ProteinCartography v0.5.0
Overview
This release includes a number of minor improvements and also introduces a new organization for the output directories generated by the pipeline. Because snakemake is a file-based workflow engine, this change unfortunately means that this version of the pipeline is not compatible with previous versions. In other words, it will not be possible to re-run the new version of the pipeline with output directories that were initially generated by prior versions of the pipeline. Instead, it will be necessary to re-run the pipeline from scratch.
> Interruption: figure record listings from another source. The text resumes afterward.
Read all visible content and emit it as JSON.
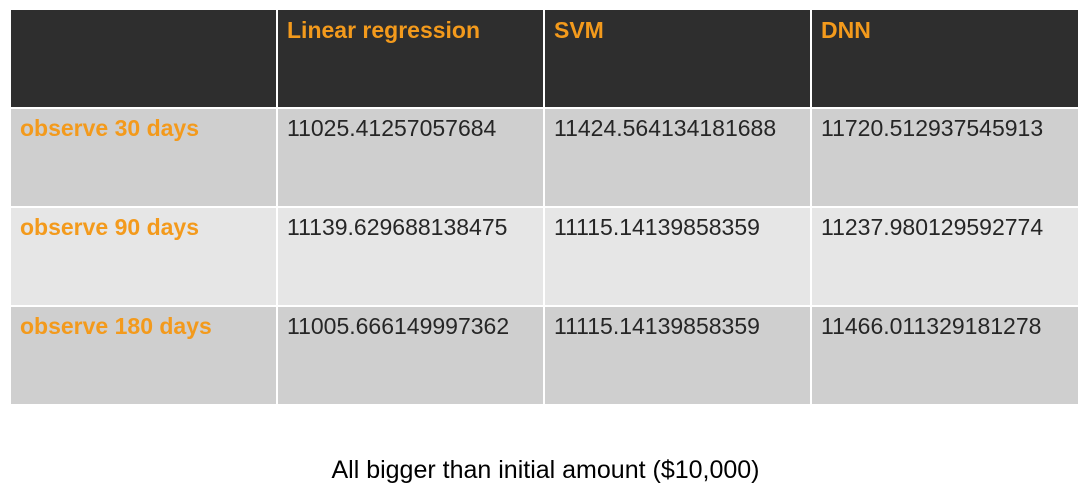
{
  "colors": {
    "header_bg": "#2e2e2e",
    "accent_orange": "#f39a1c",
    "row_dark": "#cfcfcf",
    "row_light": "#e6e6e6",
    "value_text": "#262626"
  },
  "table": {
    "corner": "",
    "columns": [
      "Linear regression",
      "SVM",
      "DNN"
    ],
    "rows": [
      {
        "label": "observe 30 days",
        "values": [
          "11025.41257057684",
          "11424.564134181688",
          "11720.512937545913"
        ]
      },
      {
        "label": "observe 90 days",
        "values": [
          "11139.629688138475",
          "11115.14139858359",
          "11237.980129592774"
        ]
      },
      {
        "label": "observe 180 days",
        "values": [
          "11005.666149997362",
          "11115.14139858359",
          "11466.011329181278"
        ]
      }
    ]
  },
  "footer": {
    "note": "All bigger than initial amount ($10,000)"
  }
}
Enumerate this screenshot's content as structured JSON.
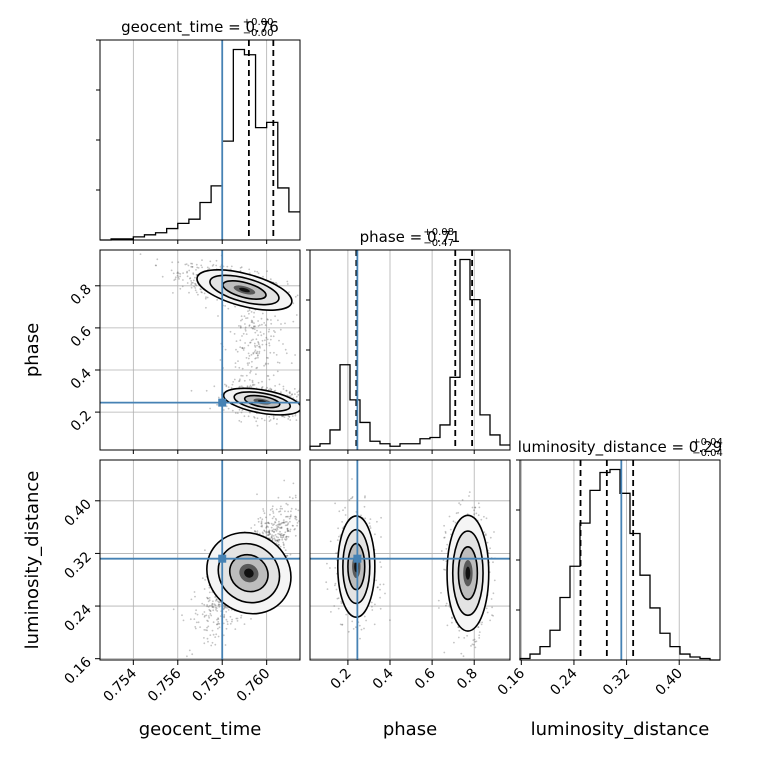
{
  "chart_data": {
    "type": "corner",
    "parameters": [
      "geocent_time",
      "phase",
      "luminosity_distance"
    ],
    "injection": {
      "geocent_time": 0.758,
      "phase": 0.245,
      "luminosity_distance": 0.312
    },
    "titles": [
      {
        "param": "geocent_time",
        "prefix": "geocent_time = ",
        "value": "0.76",
        "plus": "+0.00",
        "minus": "−0.00"
      },
      {
        "param": "phase",
        "prefix": "phase = ",
        "value": "0.71",
        "plus": "+0.08",
        "minus": "−0.47"
      },
      {
        "param": "luminosity_distance",
        "prefix": "luminosity_distance = ",
        "value": "0.29",
        "plus": "+0.04",
        "minus": "−0.04"
      }
    ],
    "axes": {
      "geocent_time": {
        "range": [
          0.7525,
          0.7615
        ],
        "ticks": [
          0.754,
          0.756,
          0.758,
          0.76
        ],
        "tick_labels": [
          "0.754",
          "0.756",
          "0.758",
          "0.760"
        ]
      },
      "phase": {
        "range": [
          0.02,
          0.97
        ],
        "ticks": [
          0.2,
          0.4,
          0.6,
          0.8
        ],
        "tick_labels": [
          "0.2",
          "0.4",
          "0.6",
          "0.8"
        ]
      },
      "luminosity_distance": {
        "range": [
          0.158,
          0.462
        ],
        "ticks": [
          0.16,
          0.24,
          0.32,
          0.4
        ],
        "tick_labels": [
          "0.16",
          "0.24",
          "0.32",
          "0.40"
        ]
      }
    },
    "histograms": [
      {
        "param": "geocent_time",
        "bins": [
          0.7525,
          0.753,
          0.7535,
          0.754,
          0.7545,
          0.755,
          0.7555,
          0.756,
          0.7565,
          0.757,
          0.7575,
          0.758,
          0.7585,
          0.759,
          0.7595,
          0.76,
          0.7605,
          0.761,
          0.7615
        ],
        "counts": [
          0,
          1,
          1,
          3,
          5,
          7,
          11,
          16,
          20,
          36,
          52,
          95,
          183,
          178,
          108,
          113,
          50,
          27
        ],
        "quantiles": [
          0.7592,
          0.7603
        ]
      },
      {
        "param": "phase",
        "bins": [
          0.02,
          0.0675,
          0.115,
          0.1625,
          0.21,
          0.2575,
          0.305,
          0.3525,
          0.4,
          0.4475,
          0.495,
          0.5425,
          0.59,
          0.6375,
          0.685,
          0.7325,
          0.78,
          0.8275,
          0.875,
          0.9225,
          0.97
        ],
        "counts": [
          3,
          5,
          16,
          68,
          40,
          22,
          7,
          5,
          3,
          5,
          5,
          9,
          10,
          20,
          58,
          152,
          120,
          28,
          12,
          4
        ],
        "quantiles": [
          0.24,
          0.71,
          0.79
        ]
      },
      {
        "param": "luminosity_distance",
        "bins": [
          0.158,
          0.1732,
          0.1884,
          0.2036,
          0.2188,
          0.234,
          0.2492,
          0.2644,
          0.2796,
          0.2948,
          0.31,
          0.3252,
          0.3404,
          0.3556,
          0.3708,
          0.386,
          0.4012,
          0.4164,
          0.4316,
          0.4468,
          0.462
        ],
        "counts": [
          1,
          4,
          9,
          20,
          42,
          63,
          92,
          114,
          126,
          128,
          112,
          85,
          57,
          35,
          18,
          9,
          4,
          2,
          1,
          0
        ],
        "quantiles": [
          0.25,
          0.29,
          0.33
        ]
      }
    ],
    "grid": true
  }
}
New features and improvements
- Reorganize the directory of output files to improve clarity and more clearly distinguish the final outputs of the pipeline from intermediate outputs. (This is a breaking change; see above.)
- Merge
Snakefile_ff
(the "cluster" mode of the pipeline) into the mainSnakefile
and add a config parameter to specify whether to run the pipeline in "search" or "cluster" mode. - Update and clarify some sections of the main README.
- Add developer docs.
Fixes
- Generate TM scores for each of the input proteins versus all of the query proteins (previously, some input-query protein pairs did not have a TM score due to Foldseek's filtering).
- Fix a bug that may have prevented the pipeline from running when only input FASTA files (rather than PDBs) are provided.
- Use unverified requests to query the ESMFold API as a work-around for ESMFold's expired SSL certs (from external contributor @naailkhan28).
- Add integration tests for the "cluster" mode of the pipeline.